Oxford hopefuls urged to ditch the flute and work hard
Students who want a place at Oxford should ditch the flute practice and get swotting, the university's head of admissions has said.
Mike Nicholson told the Times Educational Supplement he was looking for "excellent" people, not "second-rate historians" who play the flute.
The comments come as record numbers apply to university.
Universities Minister David Willetts has said that those without a place should improve their CVs.
Mr Nicholson said it did not matter if candidates had no friends or hobbies: offers of places at Oxford were based purely on an academic judgement.
But many students are encouraged to feature a wide range of extra-curricular activities in their university application forms.
Competition for places
Professor Mary Beard, who teaches classics at Cambridge University, said universities like hers were looking for the academically very able.
She suggested Mr Nicholson was trying to explode the myth that to get into Oxbridge candidates had to be head girls who played the lead in the school opera.
But she added: "Sometimes the kind of extra-curricular activities that kids do can tell us about their academic gifts as well.
"If I am looking for someone who is going to learn Greek from scratch, say, and I know they've got grade eight in the violin, then I know they've got a capacity for hard work and practice and keeping their heads down when the going gets rough.
"But ultimately when push comes to shove it's how good you are at the academic course you have chosen."
Professor Les Ebdon, vice-chancellor at the University of Bedfordshire, said employers were constantly telling him how important it was that graduates had the "soft skills" that employers need, like the ability to communicate and work well in teams.

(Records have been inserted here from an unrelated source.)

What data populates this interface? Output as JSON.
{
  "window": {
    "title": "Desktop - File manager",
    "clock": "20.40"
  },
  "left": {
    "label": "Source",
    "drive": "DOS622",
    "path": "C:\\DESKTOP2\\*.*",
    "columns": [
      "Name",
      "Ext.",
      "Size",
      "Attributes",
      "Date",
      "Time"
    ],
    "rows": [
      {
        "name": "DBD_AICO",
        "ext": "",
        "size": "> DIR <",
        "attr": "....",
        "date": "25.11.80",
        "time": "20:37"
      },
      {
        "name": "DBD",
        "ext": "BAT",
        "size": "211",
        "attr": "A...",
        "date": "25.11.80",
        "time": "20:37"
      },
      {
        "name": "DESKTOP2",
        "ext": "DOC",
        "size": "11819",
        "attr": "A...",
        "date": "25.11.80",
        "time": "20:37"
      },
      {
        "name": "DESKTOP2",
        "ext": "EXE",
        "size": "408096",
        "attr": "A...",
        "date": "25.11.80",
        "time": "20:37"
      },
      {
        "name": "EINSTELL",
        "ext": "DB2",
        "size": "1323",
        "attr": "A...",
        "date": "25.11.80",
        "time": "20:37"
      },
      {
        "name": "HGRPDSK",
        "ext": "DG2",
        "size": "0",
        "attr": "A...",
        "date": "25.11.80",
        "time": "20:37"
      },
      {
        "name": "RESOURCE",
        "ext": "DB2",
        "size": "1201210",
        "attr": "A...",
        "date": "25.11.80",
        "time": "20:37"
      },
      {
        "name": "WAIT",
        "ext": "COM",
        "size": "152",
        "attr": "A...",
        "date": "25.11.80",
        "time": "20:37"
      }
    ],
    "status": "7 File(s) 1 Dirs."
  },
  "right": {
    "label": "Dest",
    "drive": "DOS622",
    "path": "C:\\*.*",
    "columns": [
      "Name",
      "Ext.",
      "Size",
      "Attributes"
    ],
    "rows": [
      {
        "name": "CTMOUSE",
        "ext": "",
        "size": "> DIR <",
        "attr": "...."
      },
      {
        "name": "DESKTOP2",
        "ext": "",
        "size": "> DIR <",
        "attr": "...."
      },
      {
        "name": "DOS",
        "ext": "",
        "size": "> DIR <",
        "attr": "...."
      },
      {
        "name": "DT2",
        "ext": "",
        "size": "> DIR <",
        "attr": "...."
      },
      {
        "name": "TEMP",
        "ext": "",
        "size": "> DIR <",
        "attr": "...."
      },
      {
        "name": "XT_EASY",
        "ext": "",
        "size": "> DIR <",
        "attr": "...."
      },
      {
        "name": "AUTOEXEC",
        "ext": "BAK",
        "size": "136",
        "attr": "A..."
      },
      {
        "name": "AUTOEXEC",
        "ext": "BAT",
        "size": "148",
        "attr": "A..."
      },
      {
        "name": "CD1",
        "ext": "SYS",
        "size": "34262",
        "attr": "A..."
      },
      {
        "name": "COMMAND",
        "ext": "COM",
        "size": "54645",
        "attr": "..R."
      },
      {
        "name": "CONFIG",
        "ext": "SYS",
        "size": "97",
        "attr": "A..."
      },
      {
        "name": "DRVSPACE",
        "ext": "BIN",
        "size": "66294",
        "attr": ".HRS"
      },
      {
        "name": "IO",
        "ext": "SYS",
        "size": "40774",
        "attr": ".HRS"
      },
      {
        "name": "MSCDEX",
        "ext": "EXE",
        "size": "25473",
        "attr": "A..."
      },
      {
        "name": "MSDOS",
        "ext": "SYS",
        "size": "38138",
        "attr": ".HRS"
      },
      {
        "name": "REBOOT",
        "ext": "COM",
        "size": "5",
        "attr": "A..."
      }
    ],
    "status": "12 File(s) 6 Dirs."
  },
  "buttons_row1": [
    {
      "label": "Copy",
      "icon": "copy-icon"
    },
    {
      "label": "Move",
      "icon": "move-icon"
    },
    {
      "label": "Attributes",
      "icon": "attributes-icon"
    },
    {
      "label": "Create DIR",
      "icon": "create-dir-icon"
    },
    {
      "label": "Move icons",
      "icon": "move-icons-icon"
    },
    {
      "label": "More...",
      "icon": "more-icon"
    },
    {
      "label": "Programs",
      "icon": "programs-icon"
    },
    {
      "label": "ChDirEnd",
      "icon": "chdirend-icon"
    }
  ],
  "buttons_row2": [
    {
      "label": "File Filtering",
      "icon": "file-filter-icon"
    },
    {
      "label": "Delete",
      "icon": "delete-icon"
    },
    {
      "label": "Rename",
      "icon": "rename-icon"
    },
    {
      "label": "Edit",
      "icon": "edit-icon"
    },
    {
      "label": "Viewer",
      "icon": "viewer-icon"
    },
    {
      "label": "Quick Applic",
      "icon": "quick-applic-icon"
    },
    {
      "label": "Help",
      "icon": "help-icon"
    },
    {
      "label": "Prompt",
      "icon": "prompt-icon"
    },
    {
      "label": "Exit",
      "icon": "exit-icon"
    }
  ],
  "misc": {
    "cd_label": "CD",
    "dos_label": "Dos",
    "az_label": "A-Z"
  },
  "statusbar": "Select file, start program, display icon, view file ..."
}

"If there's evidence in a student's application that they have got those kind of skills, then they are very interesting to us," he added.
Competition for a university place is extremely tough this year, and students have been encouraged to try to stand out against the competition.
According to the latest Ucas figures, 181,000 students are still eligible for clearing, whether because they failed to make their grades, received no offers or applied late.
A record 677,000 people in total applied to start UK degree courses this autumn.
This currently leaves just over a quarter of those who applied without a university place.